ボードゲーム大会を企画した
ボードゲーム大会を企画した。六人の仲間で集まり、一日中ボードゲームで遊ぶというものだ。その日は冬の最後の寒さが残っていて、マフラーや帽子で身を固めてから家を出た。久しぶりの電車は知らない路線で繋がっていて、私は初めての道を歩いた。駅の広場で仲間の一人と合流し、買い出しに出かけた。近くのスーパーで、飲み物と軽いお菓子、それから昼食を買い込む。続けて百円ショップを回り、コップや紙皿などの食器類も揃えた。会場はオフィスビルの一室。参加者の伝手で、裏口からスムーズに入室できた。
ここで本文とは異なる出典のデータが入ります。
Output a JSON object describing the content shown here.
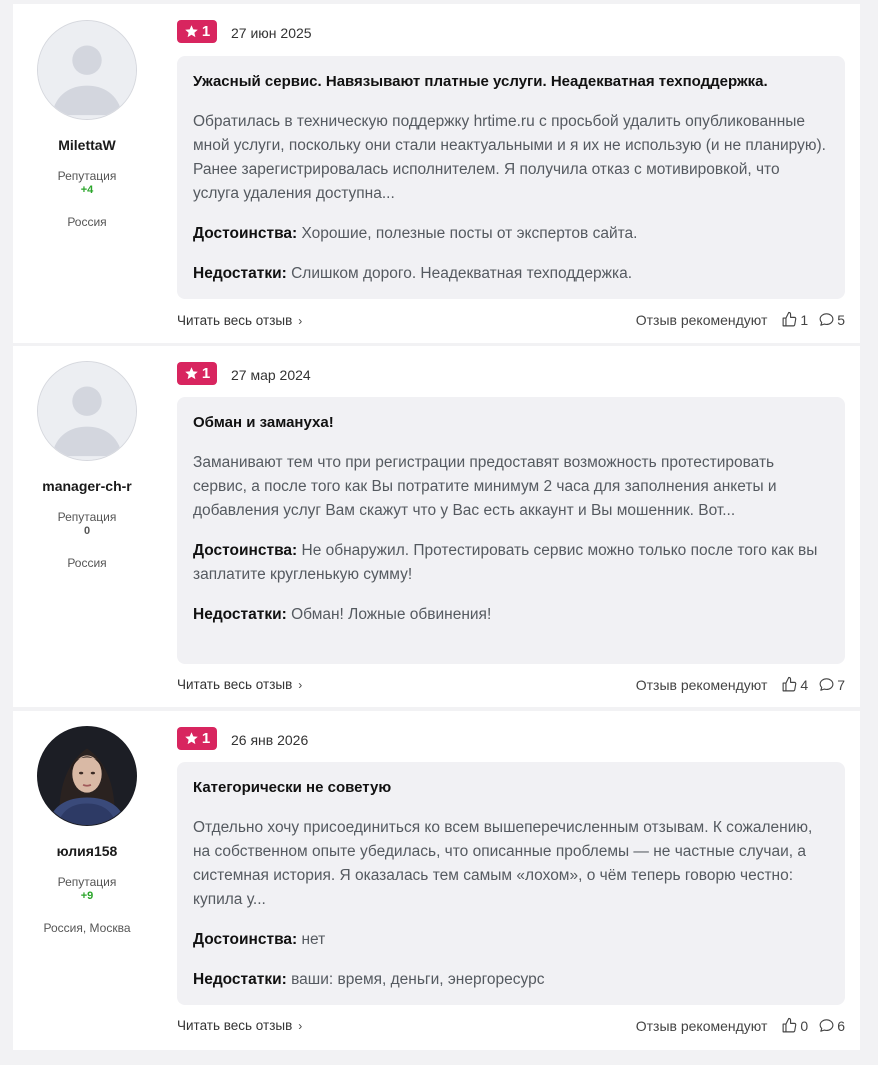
{
  "reviews": [
    {
      "username": "MilettaW",
      "rep_label": "Репутация",
      "rep_value": "+4",
      "rep_color": "#2aa52a",
      "location": "Россия",
      "rating": "1",
      "date": "27 июн 2025",
      "title": "Ужасный сервис. Навязывают платные услуги. Неадекватная техподдержка.",
      "text": "Обратилась в техническую поддержку hrtime.ru с просьбой удалить опубликованные мной услуги, поскольку они стали неактуальными и я их не использую (и не планирую). Ранее зарегистрировалась исполнителем. Я получила отказ с мотивировкой, что услуга удаления доступна...",
      "pros_label": "Достоинства:",
      "pros": "Хорошие, полезные посты от экспертов сайта.",
      "cons_label": "Недостатки:",
      "cons": "Слишком дорого. Неадекватная техподдержка.",
      "read_more": "Читать весь отзыв",
      "recommend_label": "Отзыв рекомендуют",
      "likes": "1",
      "comments": "5"
    },
    {
      "username": "manager-ch-r",
      "rep_label": "Репутация",
      "rep_value": "0",
      "rep_color": "#555555",
      "location": "Россия",
      "rating": "1",
      "date": "27 мар 2024",
      "title": "Обман и замануха!",
      "text": "Заманивают тем что при регистрации предоставят возможность протестировать сервис, а после того как Вы потратите минимум 2 часа для заполнения анкеты и добавления услуг Вам скажут что у Вас есть аккаунт и Вы мошенник. Вот...",
      "pros_label": "Достоинства:",
      "pros": "Не обнаружил. Протестировать сервис можно только после того как вы заплатите кругленькую сумму!",
      "cons_label": "Недостатки:",
      "cons": "Обман! Ложные обвинения!",
      "read_more": "Читать весь отзыв",
      "recommend_label": "Отзыв рекомендуют",
      "likes": "4",
      "comments": "7"
    },
    {
      "username": "юлия158",
      "rep_label": "Репутация",
      "rep_value": "+9",
      "rep_color": "#2aa52a",
      "location": "Россия, Москва",
      "rating": "1",
      "date": "26 янв 2026",
      "title": "Категорически не советую",
      "text": "Отдельно хочу присоединиться ко всем вышеперечисленным отзывам. К сожалению, на собственном опыте убедилась, что описанные проблемы — не частные случаи, а системная история. Я оказалась тем самым «лохом», о чём теперь говорю честно: купила у...",
      "pros_label": "Достоинства:",
      "pros": "нет",
      "cons_label": "Недостатки:",
      "cons": "ваши: время, деньги, энергоресурс",
      "read_more": "Читать весь отзыв",
      "recommend_label": "Отзыв рекомендуют",
      "likes": "0",
      "comments": "6"
    }
  ],
  "colors": {
    "badge": "#d8255f",
    "review_bg": "#f1f1f4",
    "rep_positive": "#2aa52a"
  },
  "icons": {
    "star": "star-icon",
    "thumbs_up": "thumbs-up-icon",
    "comment": "comment-icon",
    "chevron": "chevron-right-icon",
    "avatar_placeholder": "user-placeholder-icon"
  }
}
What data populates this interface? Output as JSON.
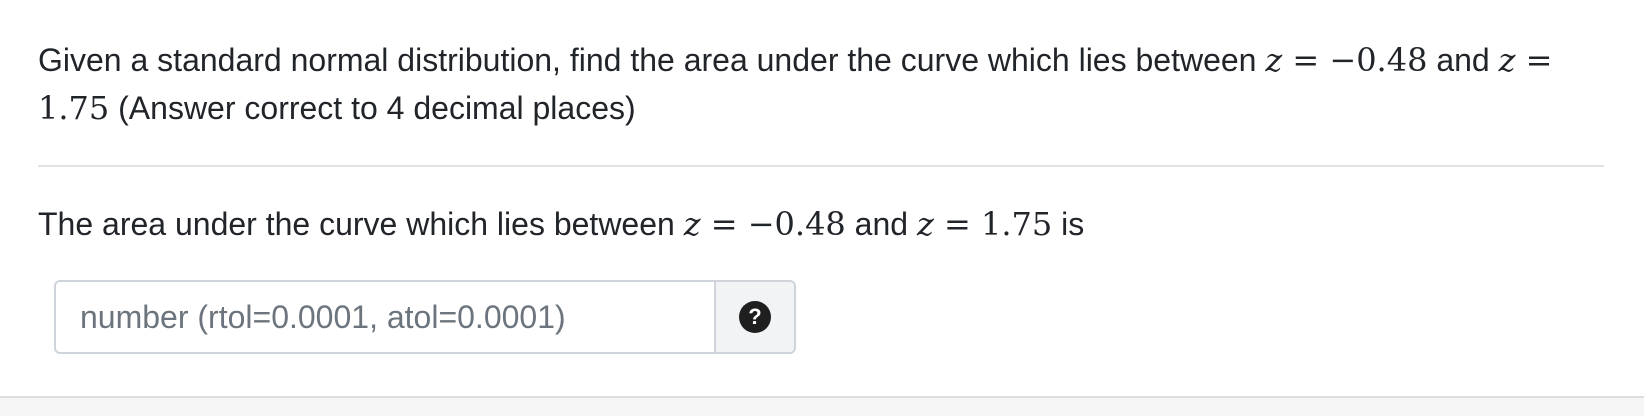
{
  "question": {
    "text_before": "Given a standard normal distribution, find the area under the curve which lies between ",
    "z1_var": "z",
    "z1_eq": " = ",
    "z1_value": "−0.48",
    "and_text": " and ",
    "z2_var": "z",
    "z2_eq": " = ",
    "z2_value": "1.75",
    "text_after": " (Answer correct to 4 decimal places)"
  },
  "answer": {
    "text_before": "The area under the curve which lies between ",
    "z1_var": "z",
    "z1_eq": " = ",
    "z1_value": "−0.48",
    "and_text": " and ",
    "z2_var": "z",
    "z2_eq": " = ",
    "z2_value": "1.75",
    "text_after": " is"
  },
  "input": {
    "value": "",
    "placeholder": "number (rtol=0.0001, atol=0.0001)"
  },
  "help": {
    "icon": "question-circle-icon",
    "glyph": "?"
  }
}
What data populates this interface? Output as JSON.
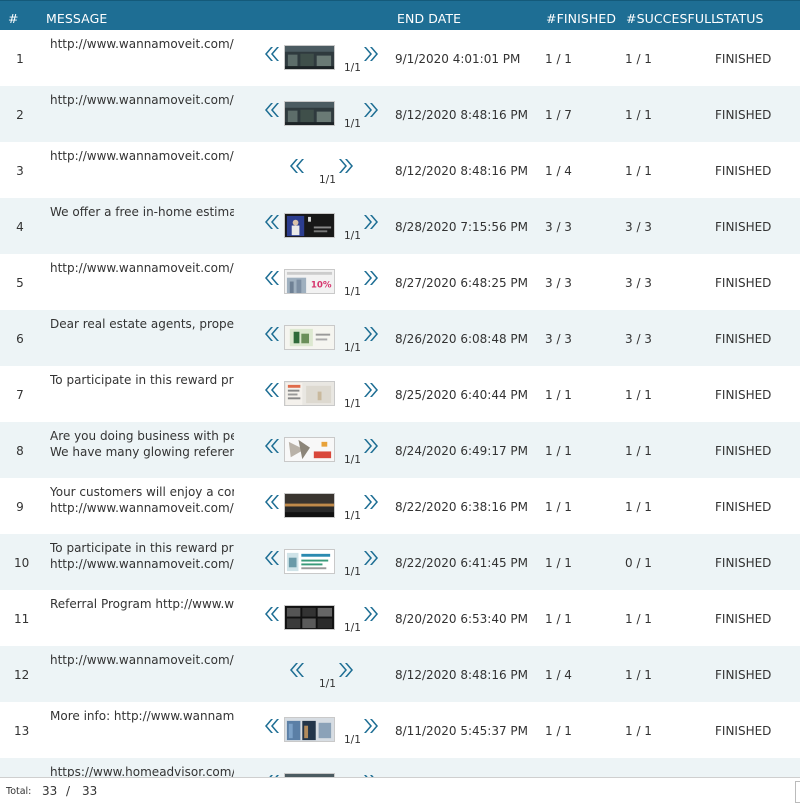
{
  "columns": {
    "num": "#",
    "message": "MESSAGE",
    "end_date": "END DATE",
    "finished": "#FINISHED",
    "successful": "#SUCCESFULL",
    "status": "STATUS"
  },
  "rows": [
    {
      "num": "1",
      "msg": [
        "http://www.wannamoveit.com/re"
      ],
      "thumb": "thumb-dark-street",
      "pager": "1/1",
      "end_date": "9/1/2020 4:01:01 PM",
      "finished": "1 / 1",
      "successful": "1 / 1",
      "status": "FINISHED"
    },
    {
      "num": "2",
      "msg": [
        "http://www.wannamoveit.com/re"
      ],
      "thumb": "thumb-dark-street",
      "pager": "1/1",
      "end_date": "8/12/2020 8:48:16 PM",
      "finished": "1 / 7",
      "successful": "1 / 1",
      "status": "FINISHED"
    },
    {
      "num": "3",
      "msg": [
        "http://www.wannamoveit.com/re"
      ],
      "thumb": "",
      "pager": "1/1",
      "end_date": "8/12/2020 8:48:16 PM",
      "finished": "1 / 4",
      "successful": "1 / 1",
      "status": "FINISHED"
    },
    {
      "num": "4",
      "msg": [
        "We offer a free in-home estimate"
      ],
      "thumb": "thumb-movers-dark",
      "pager": "1/1",
      "end_date": "8/28/2020 7:15:56 PM",
      "finished": "3 / 3",
      "successful": "3 / 3",
      "status": "FINISHED"
    },
    {
      "num": "5",
      "msg": [
        "http://www.wannamoveit.com/re"
      ],
      "thumb": "thumb-discount",
      "pager": "1/1",
      "end_date": "8/27/2020 6:48:25 PM",
      "finished": "3 / 3",
      "successful": "3 / 3",
      "status": "FINISHED"
    },
    {
      "num": "6",
      "msg": [
        "Dear real estate agents, property"
      ],
      "thumb": "thumb-green-card",
      "pager": "1/1",
      "end_date": "8/26/2020 6:08:48 PM",
      "finished": "3 / 3",
      "successful": "3 / 3",
      "status": "FINISHED"
    },
    {
      "num": "7",
      "msg": [
        "To participate in this reward prog"
      ],
      "thumb": "thumb-room",
      "pager": "1/1",
      "end_date": "8/25/2020 6:40:44 PM",
      "finished": "1 / 1",
      "successful": "1 / 1",
      "status": "FINISHED"
    },
    {
      "num": "8",
      "msg": [
        "Are you doing business with peop",
        "We have many glowing reference"
      ],
      "thumb": "thumb-collage",
      "pager": "1/1",
      "end_date": "8/24/2020 6:49:17 PM",
      "finished": "1 / 1",
      "successful": "1 / 1",
      "status": "FINISHED"
    },
    {
      "num": "9",
      "msg": [
        "Your customers will enjoy a comf",
        "http://www.wannamoveit.com/re"
      ],
      "thumb": "thumb-sunset",
      "pager": "1/1",
      "end_date": "8/22/2020 6:38:16 PM",
      "finished": "1 / 1",
      "successful": "1 / 1",
      "status": "FINISHED"
    },
    {
      "num": "10",
      "msg": [
        "To participate in this reward prog",
        "http://www.wannamoveit.com/re"
      ],
      "thumb": "thumb-flyer",
      "pager": "1/1",
      "end_date": "8/22/2020 6:41:45 PM",
      "finished": "1 / 1",
      "successful": "0 / 1",
      "status": "FINISHED"
    },
    {
      "num": "11",
      "msg": [
        "Referral Program http://www.wa"
      ],
      "thumb": "thumb-dark-grid",
      "pager": "1/1",
      "end_date": "8/20/2020 6:53:40 PM",
      "finished": "1 / 1",
      "successful": "1 / 1",
      "status": "FINISHED"
    },
    {
      "num": "12",
      "msg": [
        "http://www.wannamoveit.com/re"
      ],
      "thumb": "",
      "pager": "1/1",
      "end_date": "8/12/2020 8:48:16 PM",
      "finished": "1 / 4",
      "successful": "1 / 1",
      "status": "FINISHED"
    },
    {
      "num": "13",
      "msg": [
        "More info: http://www.wannamo"
      ],
      "thumb": "thumb-blue-doors",
      "pager": "1/1",
      "end_date": "8/11/2020 5:45:37 PM",
      "finished": "1 / 1",
      "successful": "1 / 1",
      "status": "FINISHED"
    },
    {
      "num": "",
      "msg": [
        "https://www.homeadvisor.com/r"
      ],
      "thumb": "thumb-dark-street",
      "pager": "",
      "end_date": "",
      "finished": "",
      "successful": "",
      "status": ""
    }
  ],
  "footer": {
    "total_label": "Total:",
    "shown": "33",
    "separator": "/",
    "total": "33"
  },
  "colors": {
    "header_bg": "#1e6e94",
    "accent_chevron": "#1e6e94",
    "alt_row": "#edf4f6"
  }
}
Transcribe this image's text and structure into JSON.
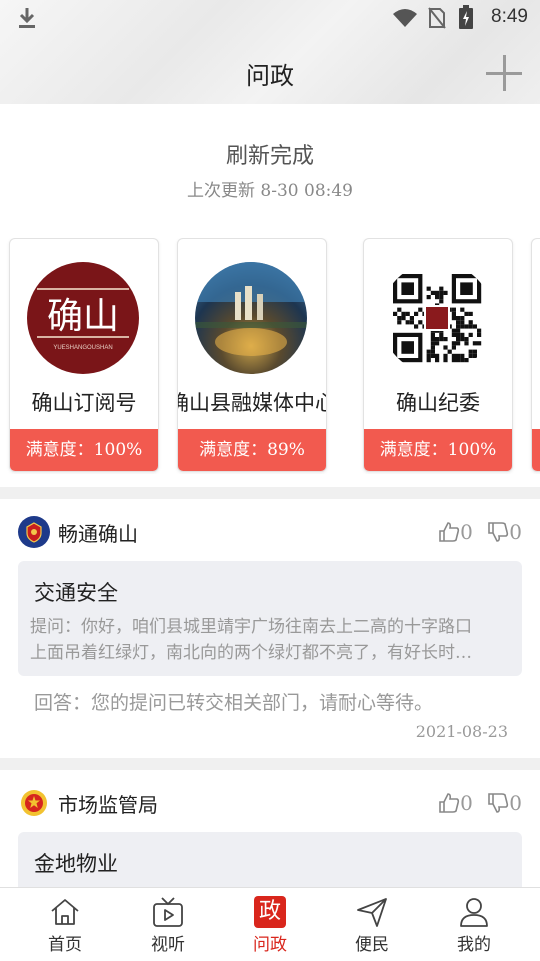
{
  "status_bar": {
    "time": "8:49"
  },
  "header": {
    "title": "问政"
  },
  "refresh": {
    "title": "刷新完成",
    "subtitle": "上次更新 8-30 08:49"
  },
  "accounts": [
    {
      "name": "确山订阅号",
      "satisfaction": "满意度：100%",
      "logo_text": "确山",
      "logo_sub": "YUESHANGOUSHAN"
    },
    {
      "name": "确山县融媒体中心",
      "satisfaction": "满意度：89%"
    },
    {
      "name": "确山纪委",
      "satisfaction": "满意度：100%"
    }
  ],
  "posts": [
    {
      "source": "畅通确山",
      "likes": "0",
      "dislikes": "0",
      "question_title": "交通安全",
      "question_line1": "提问：你好，咱们县城里靖宇广场往南去上二高的十字路口",
      "question_line2": "上面吊着红绿灯，南北向的两个绿灯都不亮了，有好长时…",
      "answer": "回答：您的提问已转交相关部门，请耐心等待。",
      "date": "2021-08-23"
    },
    {
      "source": "市场监管局",
      "likes": "0",
      "dislikes": "0",
      "question_title": "金地物业"
    }
  ],
  "tabbar": {
    "items": [
      {
        "label": "首页",
        "icon": "home-icon"
      },
      {
        "label": "视听",
        "icon": "tv-icon"
      },
      {
        "label": "问政",
        "icon": "zheng-icon",
        "icon_text": "政",
        "active": true
      },
      {
        "label": "便民",
        "icon": "paper-plane-icon"
      },
      {
        "label": "我的",
        "icon": "user-icon"
      }
    ]
  },
  "colors": {
    "accent": "#d9261c",
    "satisfaction_bar": "#f25a4f"
  }
}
会場に着き、昼食を広げていると、ぽつぽつとメンバーが集まってきた。顔を合わせるのはずいぶん久しぶりだったが、付き合いは長い。挨拶もほどほどに、すぐボードゲームを始めた。
当日遊んだゲームのリストは以下の通りだ。
- 佐藤です。好きなおにぎりの具は梅です。
- ito
- ソクラテスラ
- cheating moth
- BLUFF
- black stories
- ニャーニャーゲーム
- メイメイ
- ドミニオン
六時ごろに、再び買い出しに出かけた。外では、はらはらと雪が降っていた。買い出し組は全員、会場近くのスーパーに来るのが初めてだったので、私たちは売り場を右往左往した。どうにか目当ての大皿寿司を見つけ、副菜にシュウマイとエビのサラダを選んだ。チーズハンバーグも候補に上がったが、私たちはあまり若くないので、食べきれないだろうという判断でやめた。
何を話したのかはもう覚えていない。ただ、リラックスして楽しめたことだけは、はっきりと覚えている。私は普段、自宅で仕事をしているので、家族以外と顔を合わせて会話をするのは久しぶりだった。本当はボードゲームだけでなく、もっとたくさん雑談をする時間も作りたかったけれど、気づけばゲームに夢中になっていて、あっという間に終わってしまった。解散したのは、九時だったか十時だったか。
帰りの電車で、不思議と切ない気持ちになった。街灯の灯りを頼りに一人ぼっちで歩く。「終わってしまったな」と何度も呟いていた。妻と息子は実家に泊まっているので、帰宅しても誰もいない。灯りの消えた家は、余計に寂しさを膨らませた。そういうとき私は、なぜか YouTube で怖い話を見る。
ゴミ出しのために外に出ると、夜は刺すように冷たかった。空は雲ひとつなく、星が鮮明に光っていた。少し心が動いた。星の永続性、宇宙の広大さ、そういったものに身を包まれているような気がして、足を止めた。私はちっぽけだ。私も、息子も、妻も。砂粒のように。どうなっても、何も変わらない。心のつかえも杞憂にすぎない。宇宙がそう言っている。
そんなことを考えながら、家の扉を静かに閉めた。